Should a power transformer shut down or a gas line rupture, respective IoT-enabled utilities assets out in the field could do more than merely report information to managers. With greater investment they could trigger automated messages to customers based on failure codes. They could help utilities geospatially narrow down the offending location. And once power grids have been rebuilt with IoT in mind, actionable data could even reroute resources via alternative emergency channels. Providers reduce hours-long service outages, maintain continuity as best they can while dispatching informed maintenance crews to targeted remote locations to resolve issues quickly.
Like utilities, public transportation is reliability-based industry. Sure, when passengers ride the subway or catch a bus, the quality of these transit assets matters too, as well as the costs to use them. However, in many instances, direct correlations can be drawn from these secondary aspects back to reliability. Overcrowding can put a significant strain on the mechanical integrity of any vehicle, and as the Guardian revealed, rising fares to cover repair costs can grow exorbitantly. In 2014, a New York Metrocard cost full-time minimum wage workers around one-third of their weekly paychecks. It's not just New York – earlier this year, WGBH in Boston, Massachusetts, reported the Massachusetts Bay Transit Authority quotes a more than $7 billion deficit that must be overcome to bring local public transportation to "a true state of good repair."

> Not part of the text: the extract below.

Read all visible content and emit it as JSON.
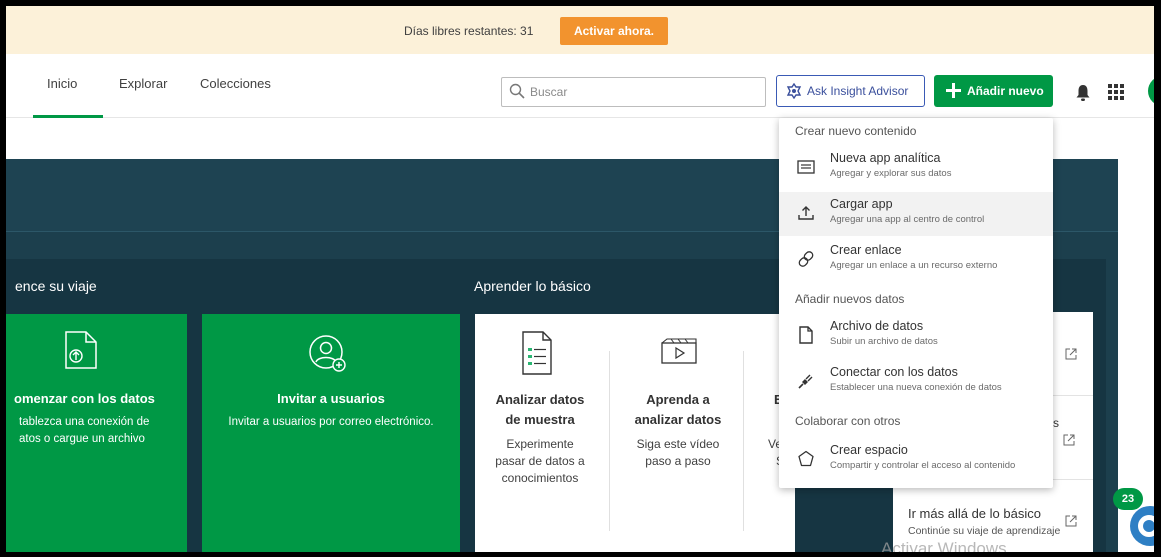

However, the IoT has the potential to deliver benefits to both parties, those behind the wheel of public transit and those simply riding along. For passengers, IoT expands beyond simply connecting personal smartphones with real-time scheduling data or making it more precise. Riders can purchase and manage tickets via apps, as well as receive automated detour maps should they be stuck at a station waiting for a late bus or train.
For the transit system itself, IoT-enabled vehicles deliver serious cost savings. Maintenance personnel can utilize advanced monitoring technology built into or applied to buses, trains and the rail networks to determine which assets require maintenance and when best to schedule repairs. Although it'd be preferable to perform upkeep during off-peak hours, given the power of modern data acquisition, maintenance professionals could prioritize repairs immediately through a CMMS like IBM Maximo in case of safety concerns.
IoT also delivers transit systems enhanced service capabilities through an omnichannel approach to acquiring data. Remember earlier when we mentioned commuters purchasing tickets through mobile apps? Information pulled from those ticket sales could help galvanize transportation authorities into preempting congestion by dispatching vehicles to where the masses are.
Additionally, traffic on city streets may have been a problem of yesterday when municipal infrastructure and driving laws treated every vehicle equally, minus a few exceptions. That said, the U.S. Department of Transportation has already expounded on the merits of IoT innovations like traffic signal priority, which uses data to safely accelerate stoplights to favor of public buses, already in use.
When it comes to asset management, IoT can – and most likely will – remove impediments certain industries once considered unassailable while reducing operational costs and strengthen asset value retention in the process.